Strategy developed to power finance ‘engine’ of economy
A BLUEPRINT to power the ‘engine’ of the Guernsey economy – the finance sector – in the coming years has been published.
The finance sector policy framework has been developed by Economic Development and industry body Guernsey Finance with the goal of building on the industry’s existing strengths and wider trends.
It sets out priorities to ensure a flourishing sector, which include green and sustainable finance as well as family office and private wealth services. Fintech, funds – global distribution and product development – along with wealth management, investment and brokerage services have also been identified as priorities.
The framework also incorporates approaches and objectives to other sectors including insurance and pensions as well as setting out a clear geographic focus for development.
It forms part of the economic development strategy set out by Economic Development and approved by the States in June 2018. The strategy has been developed by Guernsey Finance in partnership with business through working groups – made up of industry, government and the regulator – to ensure a jurisdiction-wide approach.
‘Financial services are the engine of our economy. A decade after the financial crisis and with Brexit looming, we felt it was right to review our strategy for the finance sector in Guernsey,’ said Charles Parkinson, president of Economic Development.

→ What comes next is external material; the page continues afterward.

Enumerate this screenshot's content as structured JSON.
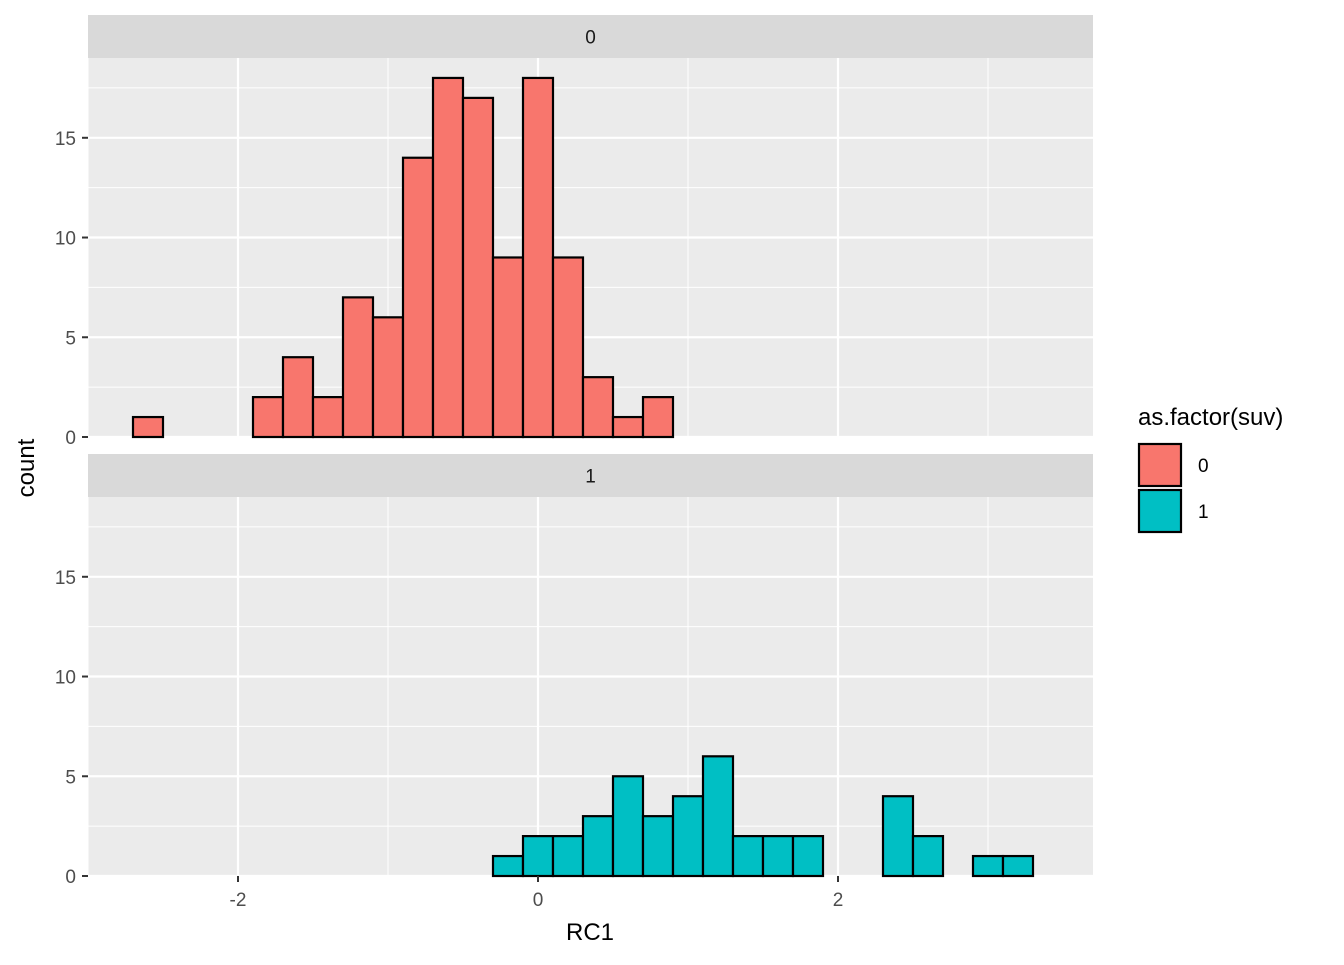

‘It sets out our priorities, principles, objectives and approach to deliver continued growth and innovation in the sector going forward, and demonstrates that Guernsey remains a premier league finance centre that is avowedly open for business.’
Deputy Lyndon Trott, Guernsey Finance chairman, said the island’s specialist finance sector played an important role in the global economy, connecting investors and markets. Guernsey also had proven its credentials as a responsible global finance centre with an ‘impeccable’ track record and commitment to transparency.
‘The global economy continues to provide challenge and opportunity.
‘Competition is fiercer, the regulatory environment tougher,’ he added.
‘We are not complacent because we know that to remain successful, we must ensure that we continue to create the best conditions on-island for firms to succeed. To do that, it is important that we set out this clear strategy for future competitiveness.’
David Oxburgh, chairman of the Guernsey International Business Association, said the framework and work streams within it had been informed through close engagement with industry on opportunities for the finance sector.
With work already moving forward, including on green finance, he added: ‘Giba welcomes the approach of Guernsey Finance and the Committee for Economic Development to build a partnership with industry in order to grow the finance sector, which in turn will deliver sustainable benefits and prosperity to Guernsey.’
A steering group, chaired by Andy Sloan, deputy chief executive, strategy, Guernsey Finance, will advise on the ongoing development of strategy and report on progress to Economic Development and the finance sector forum. Its first meeting will be in January next year.
It will also look to ensure its approach is aligned with other government steering groups, such as Digital Guernsey.